WASHINGTON (Reuters) - The United States said on Wednesday a brazen attack on the heavily fortified U.S. Embassy complex in Yemen bore “all the hallmarks” of al Qaeda but no final conclusions had been made on who was to blame.
U.S. President George W. Bush said the attackers were trying to make the United States “lose our nerve and to withdraw from regions of the world.”
“This attack is a reminder that we are at war with extremists who will murder innocent people to achieve their ideological objectives,” said Bush, with the outgoing U.S. commander in Iraq, Gen. David Petraeus, at his side.
At least 16 people, including six attackers, were killed in the Yemen blasts, a Yemeni Interior Ministry official said. State Department spokesman Sean McCormack said a U.S. Embassy guard, a Yemeni national, was among the dead but that all U.S. diplomatic staff were safe.
Islamic Jihad in Yemen has claimed responsibility.

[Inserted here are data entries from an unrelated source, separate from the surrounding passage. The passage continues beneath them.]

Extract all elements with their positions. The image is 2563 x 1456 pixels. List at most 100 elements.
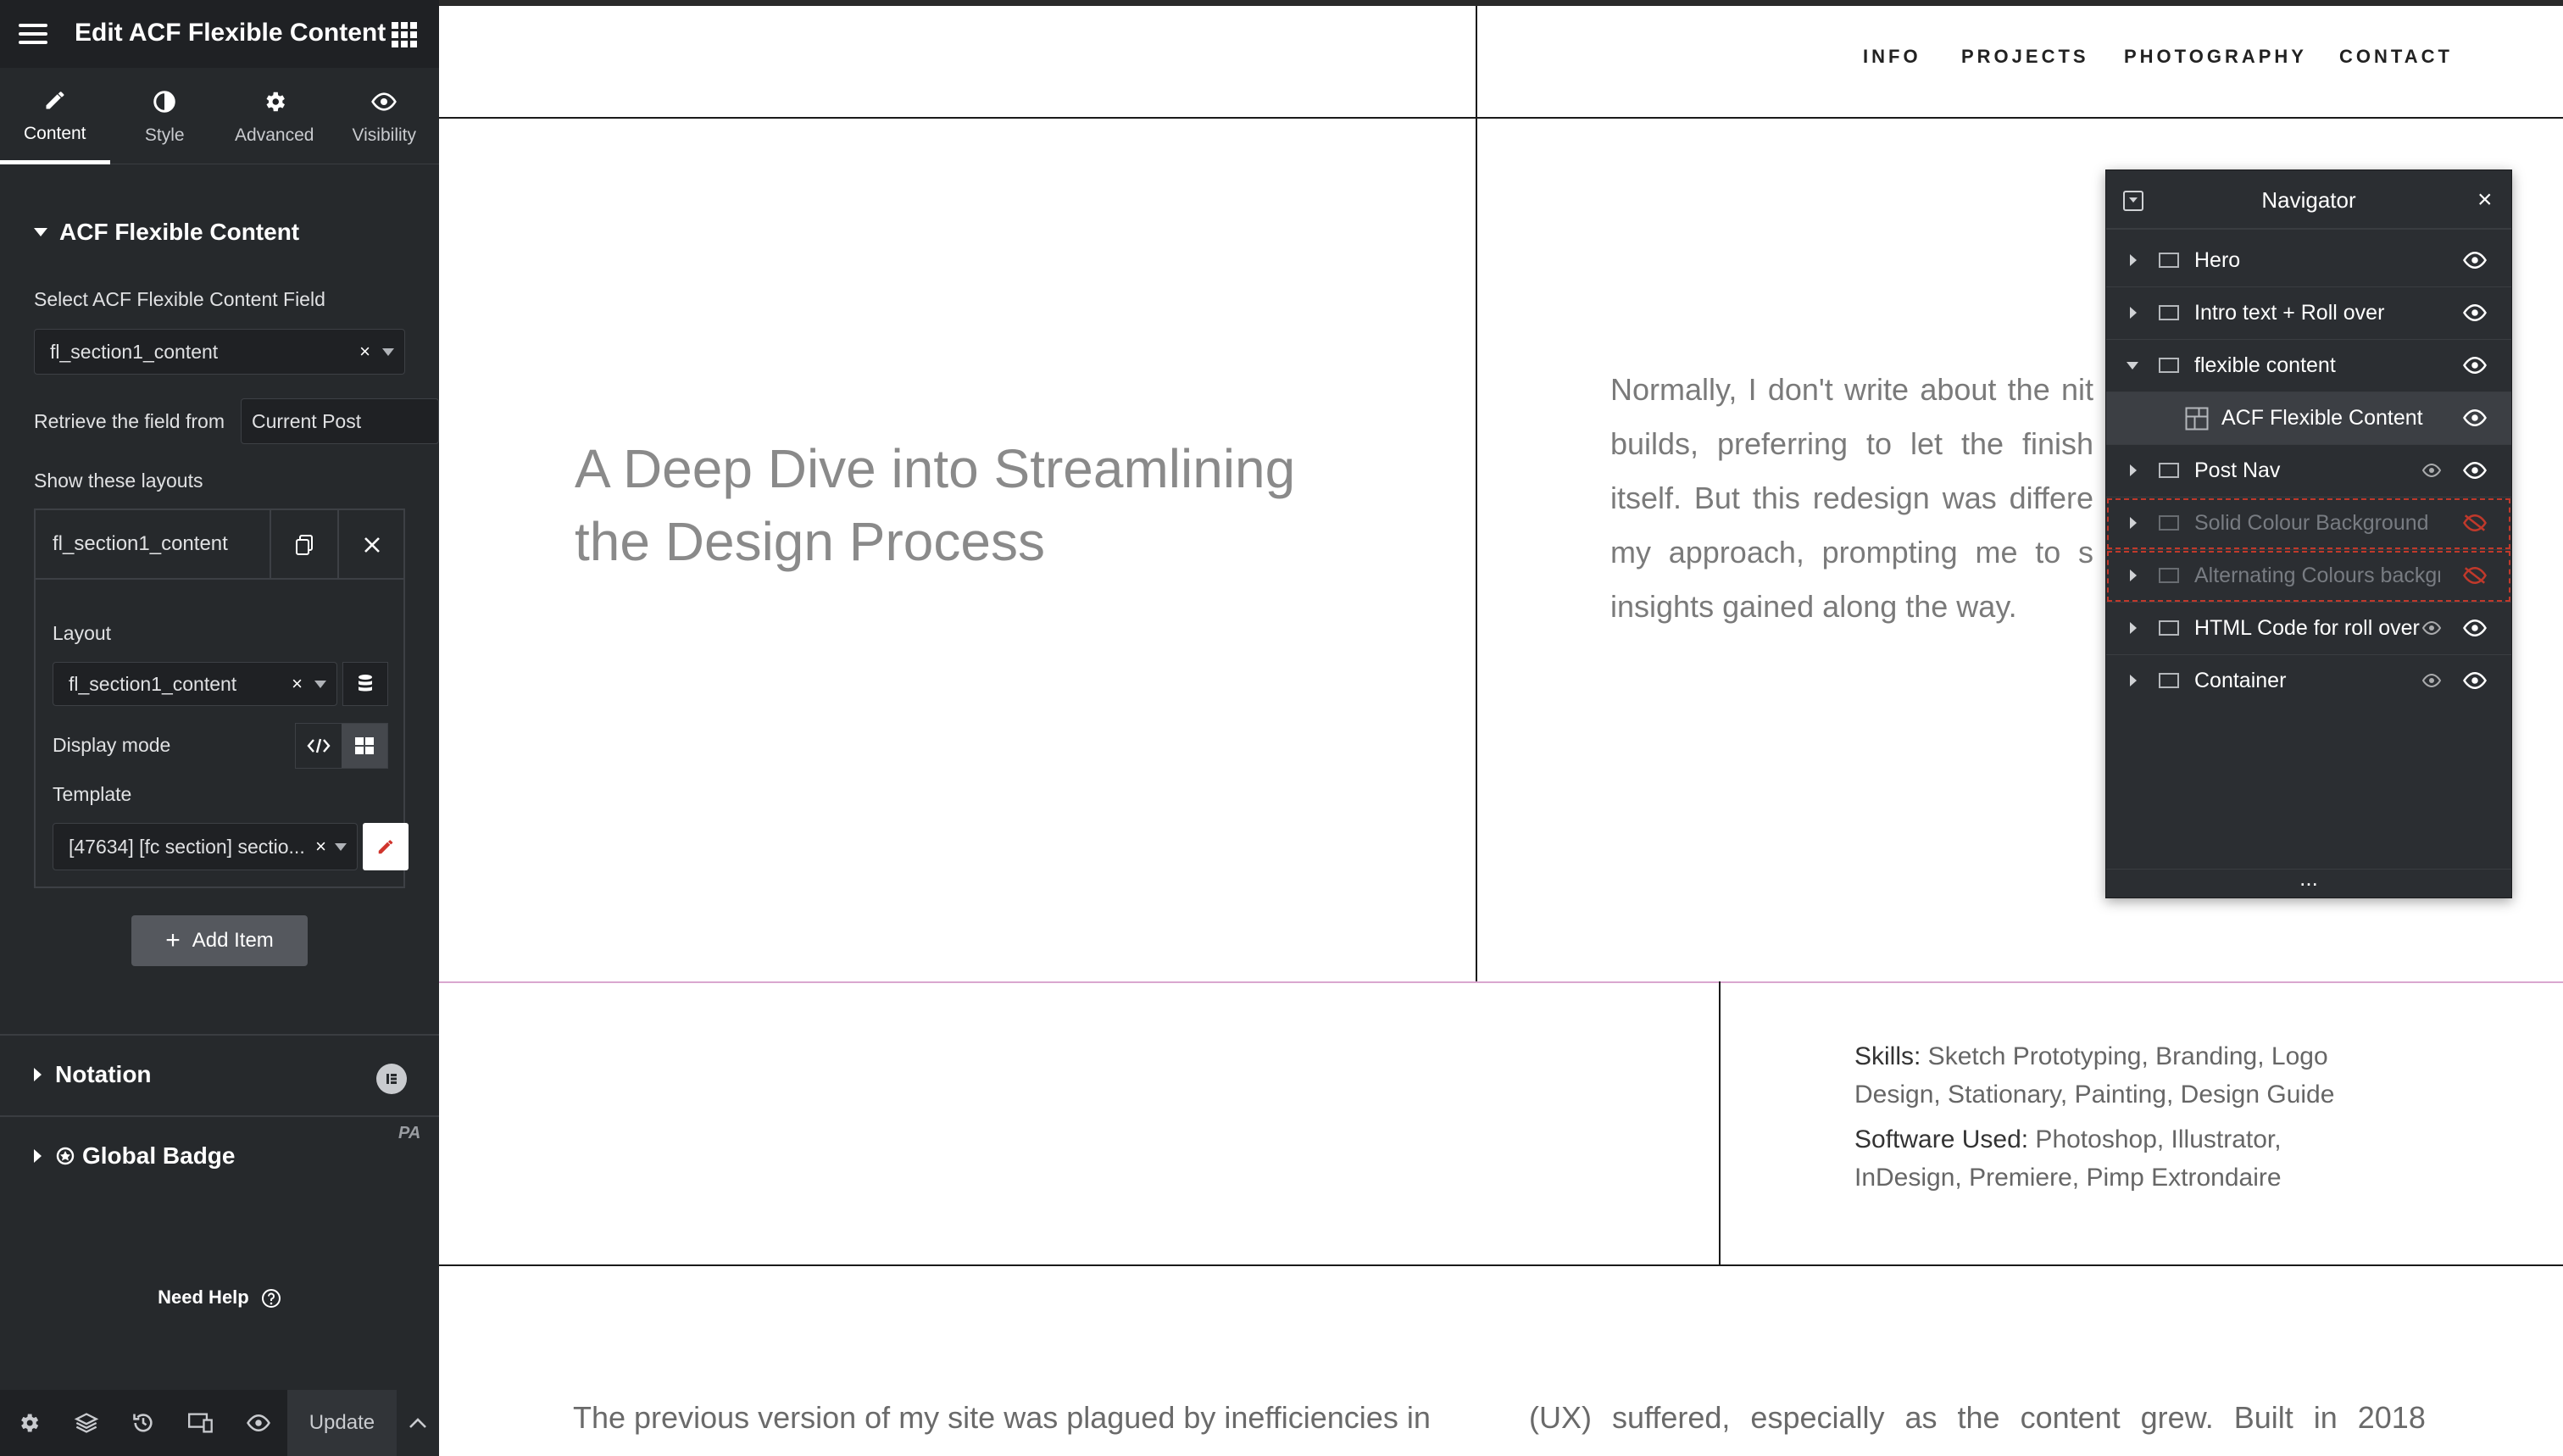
clear-icon[interactable]: × [359, 341, 370, 363]
nav-link-photography[interactable]: PHOTOGRAPHY [2124, 46, 2307, 68]
layout-select[interactable]: fl_section1_content × [53, 662, 337, 706]
navigator-item-solid-colour-background[interactable]: Solid Colour Background [2106, 497, 2511, 550]
panel-title: Edit ACF Flexible Content [75, 19, 386, 47]
database-icon [359, 675, 372, 692]
nav-link-contact[interactable]: CONTACT [2339, 46, 2453, 68]
grid-mode-button[interactable] [342, 724, 387, 768]
responsive-button[interactable] [172, 1390, 230, 1456]
navigator-item-flexible-content[interactable]: flexible content [2106, 340, 2511, 392]
plus-icon: + [165, 926, 181, 954]
gear-icon [20, 1414, 39, 1432]
body-paragraph-right: (UX) suffered, especially as the content… [1529, 1400, 2426, 1435]
select-field-dropdown[interactable]: fl_section1_content × [34, 329, 405, 375]
add-item-button[interactable]: + Add Item [131, 915, 308, 966]
copy-icon [296, 535, 313, 555]
notation-section-toggle[interactable]: Notation [34, 1061, 152, 1088]
eye-icon[interactable] [2462, 460, 2488, 481]
divider [0, 1115, 439, 1117]
help-circle-icon [261, 1289, 281, 1309]
eye-hidden-icon[interactable] [2462, 565, 2488, 586]
project-details: Skills: Sketch Prototyping, Branding, Lo… [1854, 1037, 2380, 1197]
container-icon [2159, 620, 2179, 636]
show-layouts-label: Show these layouts [34, 470, 203, 492]
preview-button[interactable] [230, 1390, 287, 1456]
eye-icon[interactable] [2462, 618, 2488, 638]
navigator-header[interactable]: Navigator × [2106, 170, 2511, 230]
edit-template-button[interactable] [363, 823, 409, 870]
code-mode-button[interactable] [296, 724, 342, 768]
remove-button[interactable] [337, 510, 405, 580]
caret-right-icon[interactable] [2130, 675, 2137, 686]
navigator-item-post-nav[interactable]: Post Nav [2106, 445, 2511, 497]
retrieve-select[interactable]: Current Post [241, 398, 439, 444]
navigator-item-alternating-colours[interactable]: Alternating Colours background [2106, 550, 2511, 603]
database-button[interactable] [342, 662, 388, 706]
caret-right-icon[interactable] [2130, 517, 2137, 529]
need-help-link[interactable]: Need Help [0, 1287, 439, 1309]
nav-link-projects[interactable]: PROJECTS [1961, 46, 2089, 68]
editor-panel: Edit ACF Flexible Content Content Style … [0, 0, 439, 1456]
caret-right-icon[interactable] [2130, 622, 2137, 634]
update-button[interactable]: Update [286, 1390, 398, 1456]
navigator-item-intro[interactable]: Intro text + Roll over [2106, 287, 2511, 340]
grid-icon [355, 737, 374, 754]
hamburger-menu-icon[interactable] [19, 24, 47, 44]
close-icon[interactable]: × [2477, 186, 2493, 214]
eye-icon[interactable] [2462, 355, 2488, 375]
navigator-item-hero[interactable]: Hero [2106, 235, 2511, 287]
apps-grid-icon[interactable] [392, 22, 417, 47]
chevron-down-icon [314, 681, 326, 688]
template-select[interactable]: [47634] [fc section] sectio... × [53, 823, 358, 870]
clear-icon[interactable]: × [315, 836, 326, 858]
clear-icon[interactable]: × [292, 673, 303, 695]
retrieve-value: Current Post [252, 409, 362, 432]
eye-icon[interactable] [2462, 670, 2488, 691]
repeater-item-header[interactable]: fl_section1_content [36, 510, 403, 580]
column-divider [1719, 981, 1721, 1266]
responsive-icon [188, 1413, 213, 1433]
eye-icon[interactable] [2462, 303, 2488, 323]
pencil-icon [43, 85, 67, 115]
eye-icon[interactable] [2462, 408, 2488, 428]
container-icon [2159, 568, 2179, 583]
nav-link-info[interactable]: INFO [1863, 46, 1921, 68]
tab-advanced[interactable]: Advanced [220, 68, 330, 164]
intro-text: Normally, I don't write about the nit bu… [1610, 372, 2093, 624]
settings-button[interactable] [0, 1390, 58, 1456]
caret-right-icon[interactable] [2130, 464, 2137, 476]
eye-icon [2421, 463, 2442, 478]
caret-down-icon[interactable] [2127, 362, 2138, 370]
navigator-item-label: HTML Code for roll over [2194, 616, 2420, 640]
navigator-panel: Navigator × Hero Intro text + Roll over … [2105, 169, 2512, 898]
navigator-button[interactable] [58, 1390, 115, 1456]
layout-value: fl_section1_content [69, 672, 237, 695]
display-mode-toggle [295, 723, 388, 769]
caret-right-icon[interactable] [2130, 570, 2137, 581]
eye-icon [2421, 620, 2442, 636]
tab-content[interactable]: Content [0, 68, 110, 164]
acf-section-toggle[interactable]: ACF Flexible Content [34, 219, 299, 246]
acf-section-title: ACF Flexible Content [59, 219, 300, 245]
navigator-item-html-code[interactable]: HTML Code for roll over [2106, 603, 2511, 655]
tab-content-label: Content [23, 123, 86, 143]
section-divider [439, 1264, 2563, 1266]
navigator-item-container[interactable]: Container [2106, 655, 2511, 708]
caret-right-icon[interactable] [2130, 254, 2137, 266]
software-line: Software Used: Photoshop, Illustrator, I… [1854, 1120, 2380, 1197]
divider [0, 1034, 439, 1036]
navigator-item-acf-flexible-content[interactable]: ACF Flexible Content [2106, 392, 2511, 445]
global-badge-section-toggle[interactable]: Global Badge [34, 1142, 235, 1170]
eye-icon[interactable] [2462, 250, 2488, 270]
navigator-item-label: Intro text + Roll over [2194, 301, 2385, 325]
tab-style[interactable]: Style [110, 68, 220, 164]
duplicate-button[interactable] [270, 510, 337, 580]
caret-right-icon[interactable] [2130, 307, 2137, 319]
close-icon [364, 537, 380, 553]
update-options-button[interactable] [397, 1390, 439, 1456]
tab-visibility[interactable]: Visibility [330, 68, 440, 164]
chevron-up-icon [409, 1418, 426, 1428]
eye-hidden-icon[interactable] [2462, 513, 2488, 533]
navigator-resize-handle[interactable]: ... [2106, 867, 2511, 897]
history-button[interactable] [114, 1390, 172, 1456]
hero-title: A Deep Dive into Streamlining the Design… [575, 438, 1296, 572]
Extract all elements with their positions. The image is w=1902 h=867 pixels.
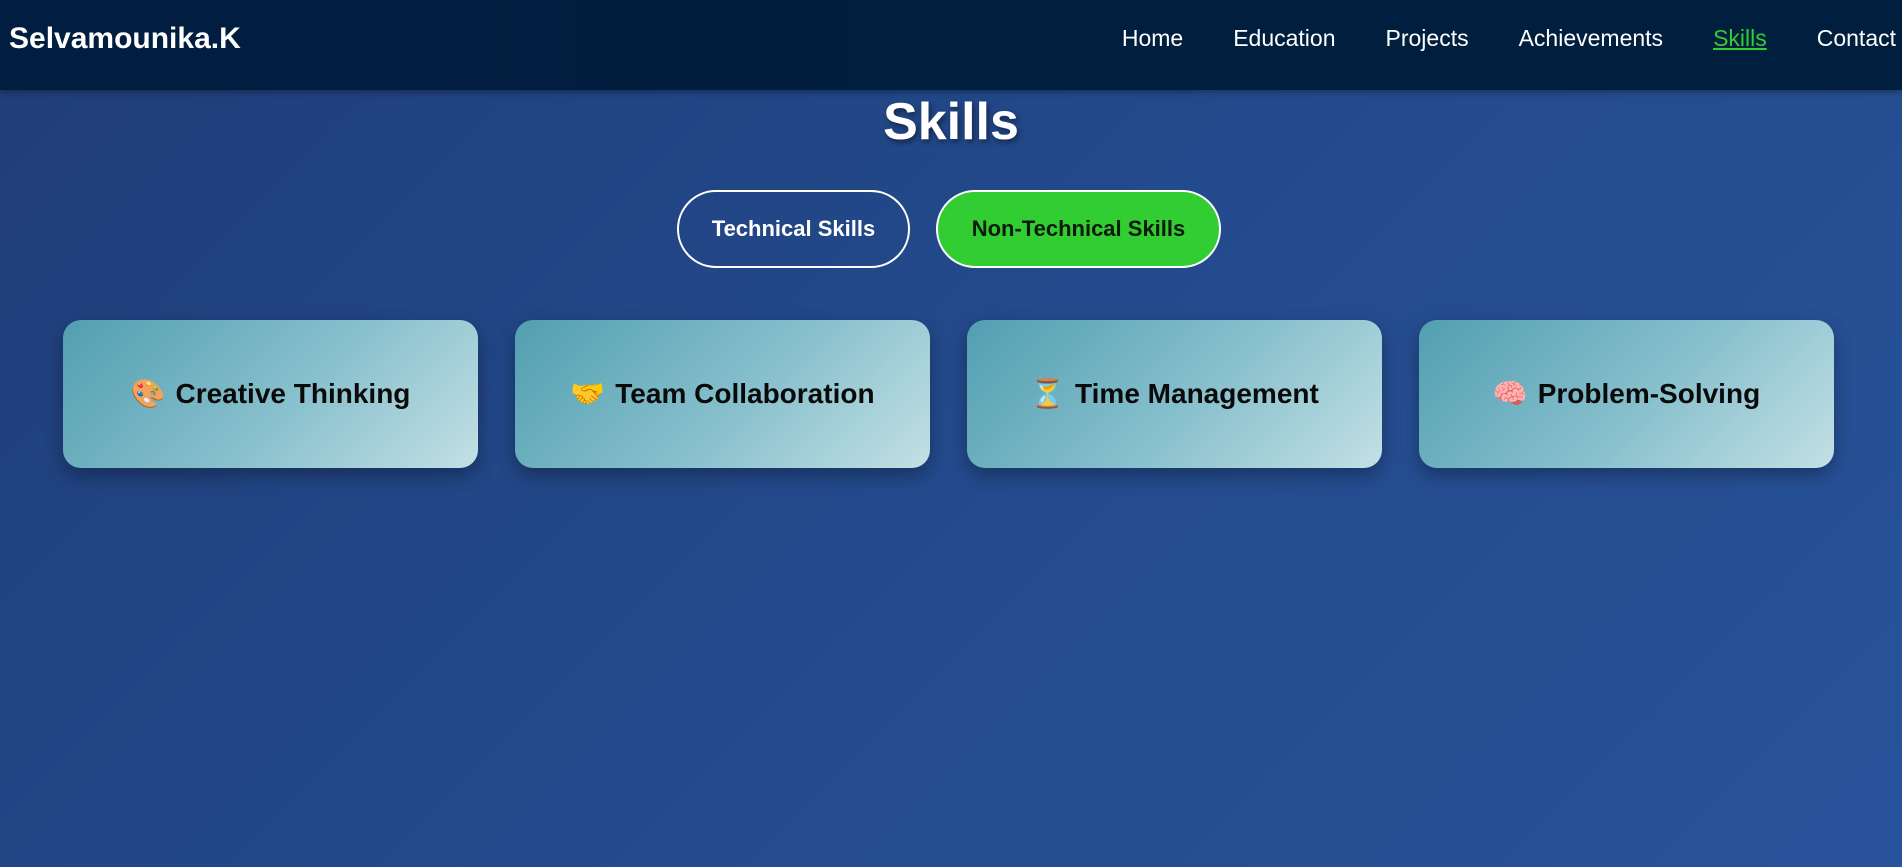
nav-links: Home Education Projects Achievements Ski… <box>1072 25 1896 52</box>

McCormack said it was not certain who was to blame but added the attacks were well-planned and sophisticated, similar to previous strikes blamed on al Qaeda, which was responsible for the September 11, 2001, attacks on the United States.
“After talking to the security personnel, the attack bears all the hallmarks of an al Qaeda attack where you have multiple vehicle-borne devices, along with personnel on foot,” he said.
A U.S. counter-terrorism official also said it was too early to assign responsibility but echoed McCormack that it “bears all the hallmarks” of al Qaeda, whose leader Osama bin Laden has strong ties to Yemen.
Nearly a year before the September 11 attacks, al Qaeda bombed the USS Cole warship in October 2000 when it was docked in the southern Yemen port of Aden, killing 17 U.S. sailors.
In the latest attack, one car bomb exploded at the guard’s post outside the embassy and the second was near a pedestrian entrance, McCormack said.
Several attackers were seen on foot and the goal appeared to breach the wall of the embassy complex and to kill people inside, he said.
The United States has often criticized Yemen for not doing enough to prevent its territory from becoming a safe haven for al Qaeda and other groups and U.S. Secretary of State Condoleezza Rice spoke to the country’s president on Wednesday to push this point.
“We want to underscore with Yemen’s government that it is critically important to work with them on counter-terrorism,” McCormack said of the call made by Rice.
“Have they done a lot in the past (to prevent terrorism)? Yes. Could they do more? Yes, absolutely,” he said.
More than a third of the inmates at the U.S. security detainee prison in Guantanamo Bay, Cuba, are from Yemen. The United States has been negotiating with the Yemeni government for their return to the country but U.S. officials say progress has been slow in getting either security guarantees or assurances they would be treated humanely.
A Yemeni man convicted of plotting and taking part in the USS Cole bombing was briefly released from jail in Yemen last year, according to news reports that were denied by Yemen’s government.
The State Department said at the time it found the reports disturbing and voiced strong objections to the Yemeni government.
“This guy who was convicted as part of the Cole bombing walking relatively free — that’s a problem,” said a senior U.S. official on Wednesday. “There is certainly a lot of headroom in terms of making progress in fighting terrorism.”